Thankfully we found Streamlit and were immediately convinced of its functionality. Streamlit allows for generating a small web application with a minimum of additional code. This was beneficial for us for the following reasons:

  • all one needs is writing pure Python files → this neatly integrates into our project template structure
  • the presentation is decoupled from the code so that we could focus on the data and plots in our customer meetings
  • the created HTML pages are easy to present and allow for interactive elements like buttons, selections, and filters that enabled us to move beyond static power points
  • from a development perspective, it was much more pleasing to use than notebooks and allowed for a faster code transfer into the training routines
source: github.com/streamlit/streamlit

In the development cycle it can become a bit slow due to the way Streamlit manages hot code replacements (basically it doesn’t) but so far we couldn’t find a better tool for this aspect of our projects.

Our final and current NPT structure now looks like this:

docker/
├── Dockerfile
├── .dockerignore
└── main.py
src/
├── train.py
├── inference.py
├── config.py
├── data_processing/
│ └── data_loader.py
├── utils/
│ └── ...
├── models/
│ └── model.py
└── visualization/
└── explore.py
tests/
├── data/
│ └── [project relevant data goes here for testing]
├── unit/
│ └── test_data_loader.py
└── integration/
└── test_model.py
.gitignore
gitlab-ci.yml
README.md
requirements.txt
run.py

How does it all come together?

We work in a field that is moving at an incredible speed. It is already hard enough to keep track of all the moving parts in a regular software project, but we found that a Machine Learning project is way less standardized as of now. Our approach to ML the projects we work on puts us somewhere in between two popular approaches: The more data scientific side of validating first experiments with computationally less expensive algorithms and the fully cloud-enabled data pipeline with a rich ecosystem of hardware and software resources.

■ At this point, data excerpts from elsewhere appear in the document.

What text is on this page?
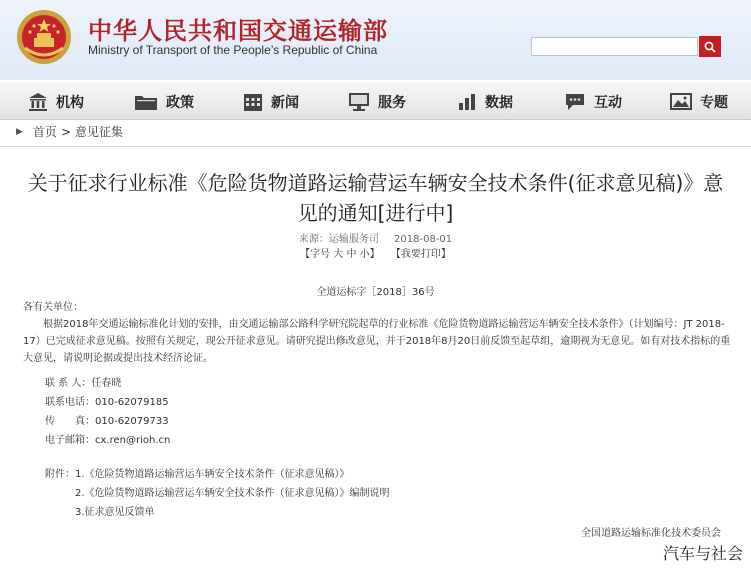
中华人民共和国交通运输部
Ministry of Transport of the People’s Republic of China
机构	政策	新闻	服务	数据	互动	专题
▶ 首页 > 意见征集
关于征求行业标准《危险货物道路运输营运车辆安全技术条件(征求意见稿)》意见的通知[进行中]
来源：运输服务司 2018-08-01
【字号 大 中 小】 【我要打印】
全道运标字［2018］36号
各有关单位：
根据2018年交通运输标准化计划的安排，由交通运输部公路科学研究院起草的行业标准《危险货物道路运输营运车辆安全技术条件》（计划编号：JT 2018-17）已完成征求意见稿。按照有关规定，现公开征求意见。请研究提出修改意见，并于2018年8月20日前反馈至起草组，逾期视为无意见。如有对技术指标的重大意见，请说明论据或提出技术经济论证。
联 系 人：任春晓
联系电话：010-62079185
传　　真：010-62079733
电子邮箱：cx.ren@rioh.cn
附件：1.《危险货物道路运输营运车辆安全技术条件（征求意见稿）》
2.《危险货物道路运输营运车辆安全技术条件（征求意见稿）》编制说明
3.征求意见反馈单
全国道路运输标准化技术委员会
汽车与社会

The frameworks we settled for are currently the best fit for our needs and although this will (most likely) change in the upcoming months and years we are happy with the choices so far. They keep our work independent and allow for a very individual approach to each project while also ensuring flexible data handling and easy reuse of proven algorithms and routines. We started small but we always strive to improve on our daily doing and make it more efficient as well as improving our communication with our customers. Maybe this post helped you to answer some questions around setting up an end to end Machine Learning project and we hope that it was an interesting insight into our technology stack.